There was a time before social media when we didn’t feel the need to share our lives with the public or find validation from them. But now, with social media, we have this strong urge to share details about our lives with people online so much so that people will question the validity of their relationship if it is not on social media.
So, when people ask the difference between a private relationship and a secret relationship, we understand that it is a valid question because of the role social media plays in our lives today. And it is also valid because many people have convinced their partners to be in a secret relationship in the guise of keeping it private.
So, it is not far-fetched to ask what the differences between a private and secret relationship are. And this is what I hope to address in this post. I want to show you the major differences between a private and a secret relationship, so you can easily judge your situation to know if you are being kept a secret or not.
Without further ado, let’s get to it.
Differences Between a Private and Secret Relationship
- In a private relationship, the right people – family and friends – are aware that there is a relationship there. The fact that you are private doesn’t mean just the two of you know about the relationship. While you might not share intricate information with your family and friends but at least, they will be aware that you are dating. But in a secret relationship, everything is done in secrecy. Nobody knows and it is not based on circumstances. It is intentional.
- A private relationship is almost always an agreement between two partners who do not want external opinions in their relationship. Or couples who don’t feel the need to share their relationship with the public. A secret relationship, however, is usually not mutual except it’s an affair. One party – the honest one – is usually uncomfortable with the arrangement. And really, who wouldn’t? if you love someone, you will not want to be kept a secret.
- Private relationships are not deceptive, intentions are always clear because you both know what you are doing. You know you love each other, the important people know you love each other. But you have both agreed that keeping the relationship away from the public – social media – is what’s best for you. A secret relationship, on the other hand, is full of lies. Both parties are either in a wrong relationship or one person is deceiving the other.

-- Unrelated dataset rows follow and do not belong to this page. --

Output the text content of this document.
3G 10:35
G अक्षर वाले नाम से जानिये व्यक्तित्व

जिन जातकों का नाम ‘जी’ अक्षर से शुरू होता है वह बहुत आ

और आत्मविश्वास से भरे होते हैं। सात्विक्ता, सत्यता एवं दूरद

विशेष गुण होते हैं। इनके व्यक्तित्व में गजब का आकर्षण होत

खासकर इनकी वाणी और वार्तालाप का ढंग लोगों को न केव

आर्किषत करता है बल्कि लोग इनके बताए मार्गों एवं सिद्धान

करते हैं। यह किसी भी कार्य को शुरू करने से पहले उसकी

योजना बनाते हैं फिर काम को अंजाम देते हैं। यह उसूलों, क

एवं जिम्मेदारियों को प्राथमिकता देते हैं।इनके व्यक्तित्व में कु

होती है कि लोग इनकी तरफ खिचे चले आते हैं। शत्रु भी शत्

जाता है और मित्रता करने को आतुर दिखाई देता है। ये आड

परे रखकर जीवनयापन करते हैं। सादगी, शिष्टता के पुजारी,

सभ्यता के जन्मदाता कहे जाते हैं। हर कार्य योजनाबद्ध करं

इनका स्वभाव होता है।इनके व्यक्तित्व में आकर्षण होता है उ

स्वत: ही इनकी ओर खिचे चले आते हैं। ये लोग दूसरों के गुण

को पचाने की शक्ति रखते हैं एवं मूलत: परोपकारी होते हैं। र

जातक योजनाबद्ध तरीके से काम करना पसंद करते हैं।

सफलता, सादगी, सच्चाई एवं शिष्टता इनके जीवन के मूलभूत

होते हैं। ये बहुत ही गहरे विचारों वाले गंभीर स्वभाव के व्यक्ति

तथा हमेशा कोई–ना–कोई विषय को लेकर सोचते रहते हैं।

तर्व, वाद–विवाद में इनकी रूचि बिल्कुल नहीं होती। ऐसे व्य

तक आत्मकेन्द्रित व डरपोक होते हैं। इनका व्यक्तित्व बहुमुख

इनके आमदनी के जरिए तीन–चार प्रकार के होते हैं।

- There is a deep level of trust and security in a private relationship. Although you don’t paint your social media accounts with pictures of the two of you, your agreement makes you trust each other. Nobody is insecure about the lack of publicity, it is clear that this person cares about you. In a secret relationship, however, you cannot trust your partner because even when you cannot put your finger on it, you know you are being hidden. So, of course, distrust and insecurity will set in.
- Couples in private relationships are loyal. People erroneously think because you are not posted on social media, it could mean the person is cheating. But there is proof that that’s false. People can publicise a relationship and still cheat. But in a private but healthy relationship, the couples don’t hesitate to tell others who are moving to them that they are in a relationship and happy. This is not obtainable in a secret relationship. The relationship is hidden because of selfish reasons.
- You know how it is usually said that you should define your relationship. That’s not a problem in a private relationship, the titles and objectives are clear and defined. You know the person is your girlfriend/fiancee or boyfriend/fiance. There are no hidden connotations whatsoever. But in a secret relationship, you may be unclear where you stand. They could even give you a title but it is usually clear that they are just giving you words not backed with actions.
- Private relationships are built on the assurance that it is heading somewhere. You know you want a life together. And you are both making plans and making sacrifices were required to make that happen. The language usually changes from “I” to “we” when plans are made. So, you see where you come in, in your partner’s plan. But if it is a secret relationship, it is headed nowhere. You don’t what you are doing and you cannot confidently say the relationship is going anywhere. It is simply wrong and so, it feels wrong.
Now, let me conclude by saying I am not saying a relationship is healthy or perfect just because it is private. Although I am biased towards keeping relationships private for obvious reasons, I don’t believe those who don’t, have an unhealthy relationship. A private relationship does not automatically spell success. But one thing we know is that a secret relationship is unhealthy.
So, what I’m saying, in essence, is that your relationship could be private and toxic. However, if it is healthy – read my article on signs of a healthy relationship – and private, don’t panic. Don’t automatically assume something is wrong because your partner is not posting you every other day on social media. If it bothers you, communicate that feeling to them. But if they are keeping you hidden from everyone, that’s a definite red flag. You should not tolerate it.